La notion de collaboration n’est pas une spécificité de l’art contemporain : la réalisation des polyptyques des XIVème et XVème siècles , des grands cycles décoratifs de la Renaissance ou d’œuvres qui répondaient à des commandes provenant de toute l’Europe comme celles confiées à Pierre-Paul Rubens à l’époque Baroque, a nécessité la collaboration d’une équipe parfois considérable d’artistes et d’artisans réunis autour du génie concepteur.
Collaboration, co-création ou productions collectives :
Dans les pratiques collaboratives, le nom du maître, du leader est mis en avant.
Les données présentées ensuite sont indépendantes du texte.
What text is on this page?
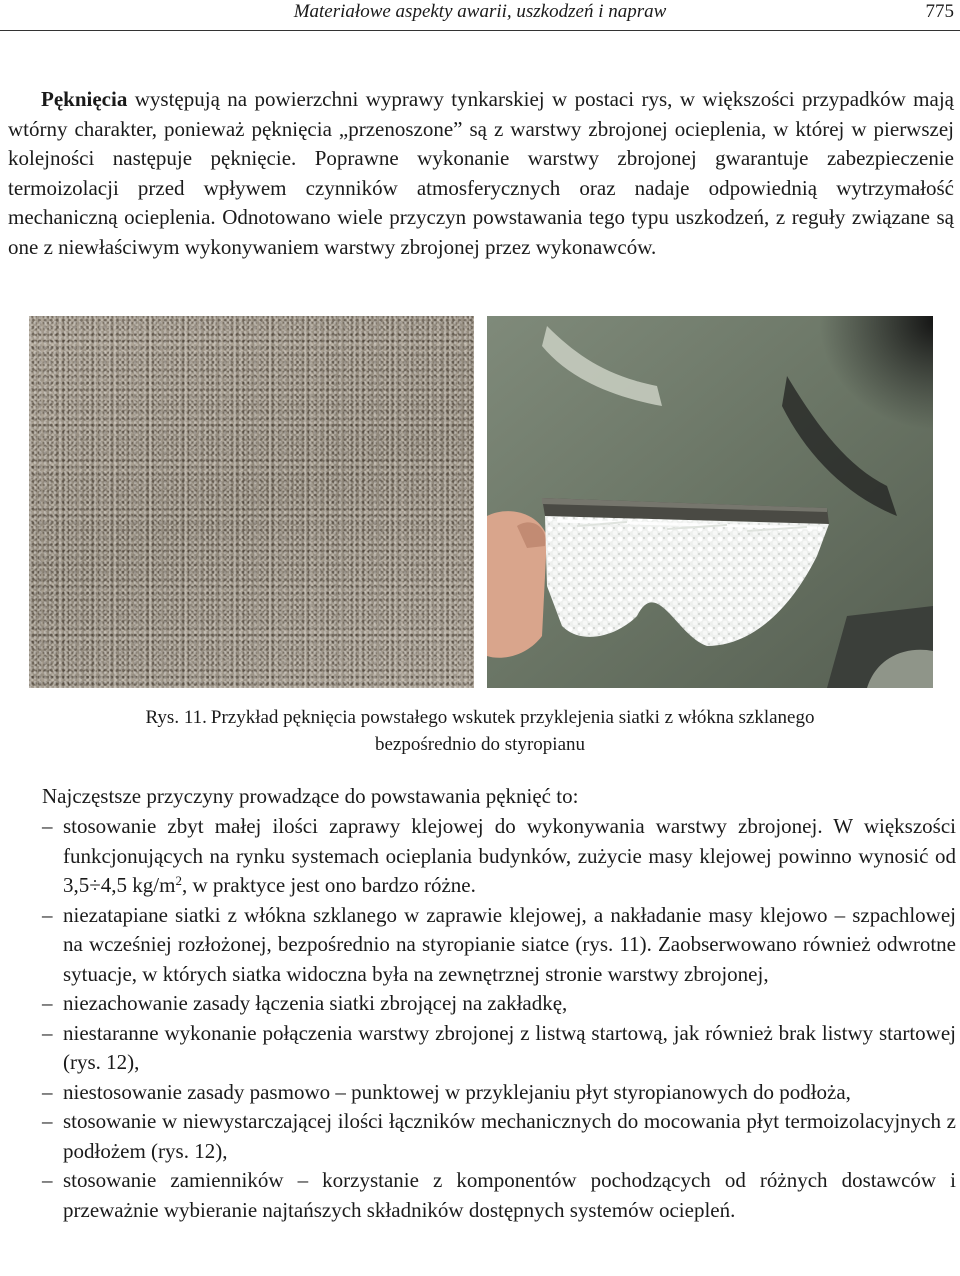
Materiałowe aspekty awarii, uszkodzeń i napraw	775

Pęknięcia występują na powierzchni wyprawy tynkarskiej w postaci rys, w większości przypadków mają wtórny charakter, ponieważ pęknięcia „przenoszone” są z warstwy zbrojonej ocieplenia, w której w pierwszej kolejności następuje pęknięcie. Poprawne wykonanie warstwy zbrojonej gwarantuje zabezpieczenie termoizolacji przed wpływem czynników atmosferycznych oraz nadaje odpowiednią wytrzymałość mechaniczną ocieplenia. Odnotowano wiele przyczyn powstawania tego typu uszkodzeń, z reguły związane są one z niewłaściwym wykonywaniem warstwy zbrojonej przez wykonawców.

Rys. 11. Przykład pęknięcia powstałego wskutek przyklejenia siatki z włókna szklanego
bezpośrednio do styropianu
Najczęstsze przyczyny prowadzące do powstawania pęknięć to:
– stosowanie zbyt małej ilości zaprawy klejowej do wykonywania warstwy zbrojonej. W większości funkcjonujących na rynku systemach ocieplania budynków, zużycie masy klejowej powinno wynosić od 3,5÷4,5 $kg/m^2$, w praktyce jest ono bardzo różne.
– niezatapiane siatki z włókna szklanego w zaprawie klejowej, a nakładanie masy klejowo – szpachlowej na wcześniej rozłożonej, bezpośrednio na styropianie siatce (rys. 11). Zaobserwowano również odwrotne sytuacje, w których siatka widoczna była na zewnętrznej stronie warstwy zbrojonej,
– niezachowanie zasady łączenia siatki zbrojącej na zakładkę,
– niestaranne wykonanie połączenia warstwy zbrojonej z listwą startową, jak również brak listwy startowej (rys. 12),
– niestosowanie zasady pasmowo – punktowej w przyklejaniu płyt styropianowych do podłoża,
– stosowanie w niewystarczającej ilości łączników mechanicznych do mocowania płyt termoizolacyjnych z podłożem (rys. 12),
– stosowanie zamienników – korzystanie z komponentów pochodzących od różnych dostawców i przeważnie wybieranie najtańszych składników dostępnych systemów ociepleń.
Les assistants, collaborateurs sont peu ou pas cités du tout. Qui connait un nom de collaborateur d’Andy Warhol, Sol LeWitt, Jeff Koons, Takashi Murakami, … ?
Dans les co-créations, comme celles de Pablo Picasso-Georges Braque, Niki de Saint Phalle et Jean Tinguely, la pratique de chacun est reconnue et parfois même reconnaissable !
Dans les pratiques collectives, chacun met son ego de côté, pour agir au nom d’un groupe, mouvement, collectif. Dans le groupe BMPT, les initiales sont là pour suppléer les noms identifiant des personnes (Daniel Buren, Olivier Mosset, Michel Parmentier et Niele Toroni), des personnalités. La Coopérative des Malassis regroupait 6 peintres, dont Henri Cueco, mais qui sont les autres ?
Ouvrage Canope : Collaboration et co-création entre artistes. Des années 1960 à nos jours
Dès le XVème siècle
Les pratiques collectives d’artistes émanent très tôt des grands ateliers de productions artistiques pour répondre à l’afflux de commandes. Les grands maîtres européens, tel Pierre-Paul Rubens ou Albrecht Dürer, s’entourent déjà de spécialistes de la nature morte, de la peinture animalière, des sujets militaires, collaborateurs plus ou moins connus, pour entretenir de véritables entreprises au service des commanditaires religieux ou civils.

Dans l’atelier d’Auguste Rodin
Auguste Rodin, le plus grand sculpteur du XIXème siècle, employait près d’une cinquantaine de personnes pour répondre aux commandes. Cette communauté artistique aux dimensions d’une petite entreprise se composait d’assistants et d’ouvriers, mouleurs, modeleurs, metteurs au point, marbriers à façon, estampeurs, praticiens, ornemanistes, agrandisseurs ou hommes à tout faire.
Rodin distribuait les tâches et tous s’affairaient sous l’œil vigilant du maître. II les payait à l’heure, à la journée, à la semaine ou au mois. À ces hommes s’ajoutaient le va-et-vient de nombreux sous-traitants – fondeurs, patineurs, ciseleurs ou transporteurs – et le balai incessant des livraisons de terre à modeler ou de blocs à tailler, des œuvres en partance, des pièces achevées prêtes à être livrées… Mais l’atelier ouvrier, parfois industrieux, lieu d’engrangement, de stockage et d’enchevêtrement des œuvres d’hier et de celles de demain, demeurait avant tout le lieu initial d’apprentissage du métier et de la transmission espérée.
Ainsi Rodin, mi-artiste, mi-entrepreneur, s’entoura de collaborateurs, attirant parmi ses assistants quelques jeunes talents (Camille Claudel, Constantin Brancusi, Antoine Bourdelle, …) auxquels il confiait l’exécution de divers travaux, de morceaux, de pieds, de mains… déléguant aussi très tôt la pratique de ses marbres à des metteurs au point pour le dégrossissage du bloc, puis à des praticiens. Ce fonctionnement de l’atelier, très répandu au XIXème siècle, lui permettait de se dispenser des dures besognes et de se consacrer pleinement à la conception et à l’élaboration de ses œuvres.